The Ghost Keeper of York

Anne Pierson Part one


Part One

Nowadays, the many visitors to Goathland, in the North York Moors, enjoy the breathtaking scenery, pretty little cottages, the Steam Railway and of course, the connection to the hugely-popular TV series, “Heartbeat”. Yet few would realise that, at one time, this pleasant village was once a hotbed of witchcraft in the county. During the reigns of Queen Elizabeth I and James I, this secluded place housed many families who practiced the dark arts from one generation to the next and people would come from far and wide to benefit from their skills.

In earlier years, not a few ordinary folk regarded sorcery and spells as being legitimate ways of gaining good luck or of banishing bad and would pay in coin or farming produce for a local witch to improve their lot, whether that be for a better harvest, an end to livestock disease or perhaps for an enhancement to their own health and well-being. However, this all began to change when stricter laws were brought in to control witchcraft - especially under King James, who was obsessed with the matter.

As a result, the number of witches began to diminish, not just through arrests and executions of the practitioners themselves but also through a decrease in demand, either because folk were afraid to visit them for fear of being condemned, or due to increased hostility as time went on.

Yet some held out.

One such was Anne Pierson, who lived just outside Goathland in the 17th Century. Times had been hard for her, she’d had an accident, which left her with a permanent eye injury, love had passed her by and over the years, she had become bitter and resentful toward others in her old age. Whereas before, she might have been upset by the horrified reaction people had when they saw her injured “evil” eye, now she merely smirked with disdain. She positively enjoyed scaring the children. Yet, the increasing hostility of the locals had eventually forced her to move from the village into an old cabin in the woods.

Even so, the wily Sorceress had devised a way of venturing out from her hovel without being noticed by the villagers - she had discovered a spell that could transform her into a large Wild Hare. In this guise, she would run about the woods and fields, gleaning whatever she needed in order to sustain herself. At times, whe would even sneak into the village and steal bread and sweetmeats.

After a while, some of the villagers began to suspect what was happening and word gradually spread of this strange creature which, although shaped like an animal, had human mannerisms and, of course, the unmistakable “evil” eye. Now, only those who were brave - and desperate - enough to find her out, came by the cabin in the woods.

So it was that one cold drizzly night, a caller visited Anne Pierson. He was not the usual kind at all - this was no farmer’s wife or lovelorn cattle drover but a fine gentleman, well known in the area. He refused her offer of a drink and a seat, instead choosing to remain standing and to launch straight into his problem. To his immense disdain, he explained, his daughter had foolishly fallen in love, not with a man of means but instead with a young farm labourer - a Ploughswain. This situation of course, could not be allowed to continue, he argued with mounting agitation. Why, it was obviously a passing phase, a mere fancy and.. one day.. one day, she would realise the error of her ways and would.. well.. come to her senses! Until such time, however, he needed something to put her off the boy. A spell? A potion, perhaps?

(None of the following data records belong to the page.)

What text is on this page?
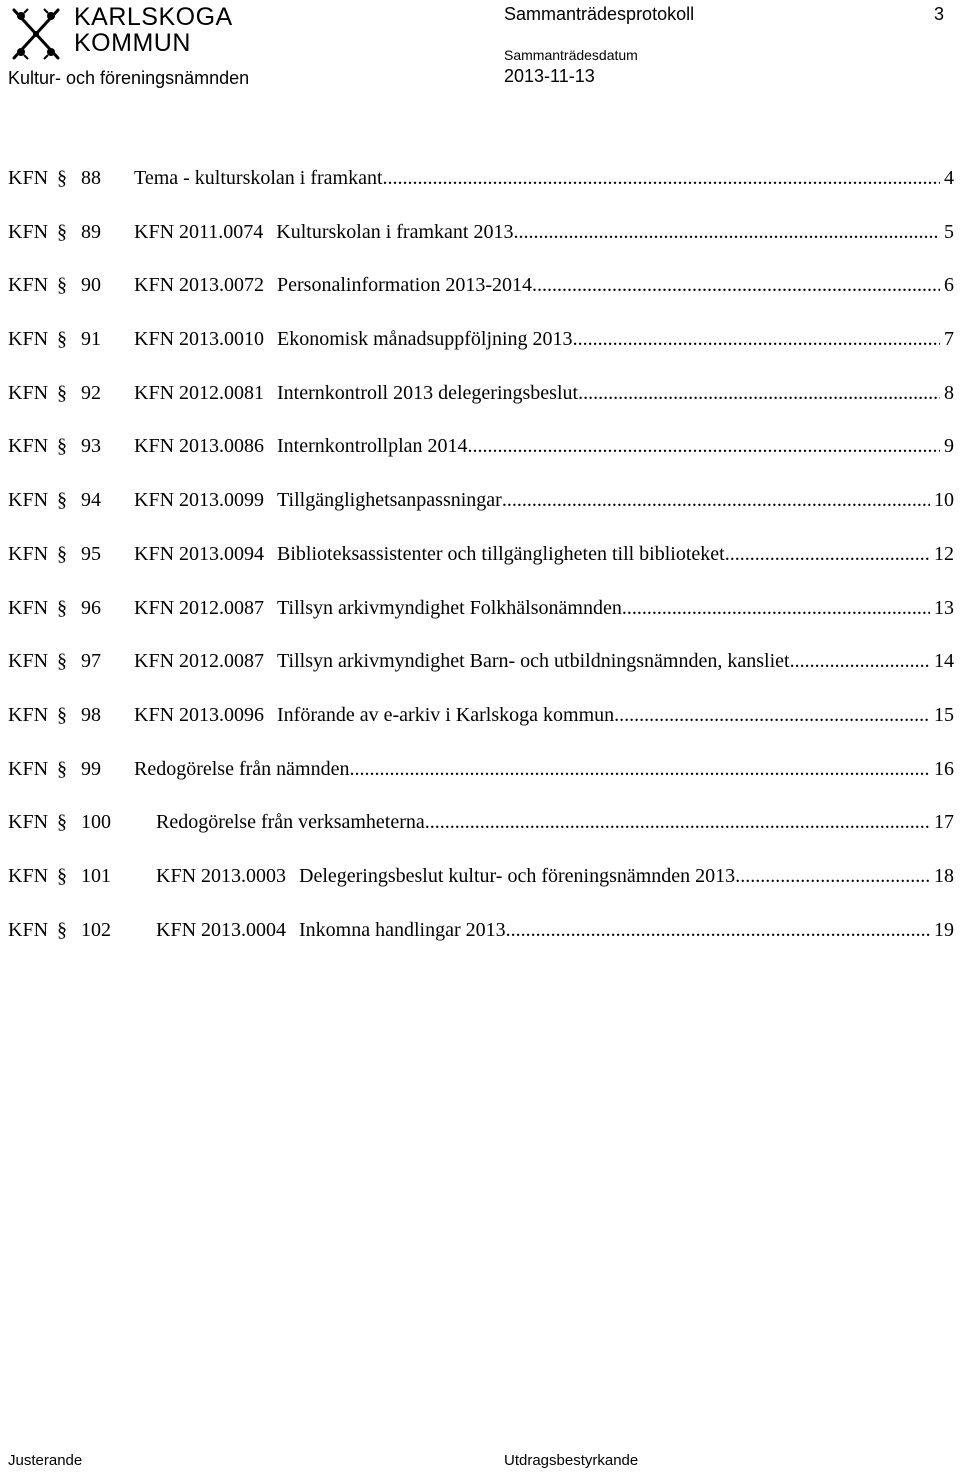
KARLSKOGA
KOMMUN
Kultur- och föreningsnämnden
Sammanträdesprotokoll	3
Sammanträdesdatum
2013-11-13
KFN § 88 Tema - kulturskolan i framkant .....	4
KFN § 89 KFN 2011.0074 Kulturskolan i framkant 2013 .....	5
KFN § 90 KFN 2013.0072 Personalinformation 2013-2014 .....	6
KFN § 91 KFN 2013.0010 Ekonomisk månadsuppföljning 2013 .....	7
KFN § 92 KFN 2012.0081 Internkontroll 2013 delegeringsbeslut .....	8
KFN § 93 KFN 2013.0086 Internkontrollplan 2014 .....	9
KFN § 94 KFN 2013.0099 Tillgänglighetsanpassningar .....	10
KFN § 95 KFN 2013.0094 Biblioteksassistenter och tillgängligheten till biblioteket .....	12
KFN § 96 KFN 2012.0087 Tillsyn arkivmyndighet Folkhälsonämnden .....	13
KFN § 97 KFN 2012.0087 Tillsyn arkivmyndighet Barn- och utbildningsnämnden, kansliet .....	14
KFN § 98 KFN 2013.0096 Införande av e-arkiv i Karlskoga kommun .....	15
KFN § 99 Redogörelse från nämnden .....	16
KFN § 100 Redogörelse från verksamheterna .....	17
KFN § 101 KFN 2013.0003 Delegeringsbeslut kultur- och föreningsnämnden 2013 .....	18
KFN § 102 KFN 2013.0004 Inkomna handlingar 2013 .....	19
Justerande	Utdragsbestyrkande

The Witch was silent for what seemed like an age. Her face though twitched excitedly all the while and her one good eye darted about her as if she were imagining something. Eventually, the Squire took a breath to speak but she quieted him with a raised finger and fixed him in her gaze. “Never fear”, she whispered, “I have just the thing”. She went to her store of elixirs in the corner of the room and spent some time rummaging to the bottom of a pile of small containers, finally pulling out a dusty bottle. “Take this and give half to your daughter in the morning after the cock has crowed and half in the evening just before sundown. There will be a change, mark my words”.

By now, the Squire was becoming unsettled by the Witch’s unnerving stare, so he hurriedly made his payment, took the bottle and left. When he finally got home to his mansion after a long, cold, damp horse ride, the Nobleman locked himself in his study and took a look at the contents of the vessel. Inside, there was an amber-coloured liquid with a spicy smell. For a fleeting moment, he questioned what he was about to do but then dismissed the thought and became more determined than ever. This nonsense must stop!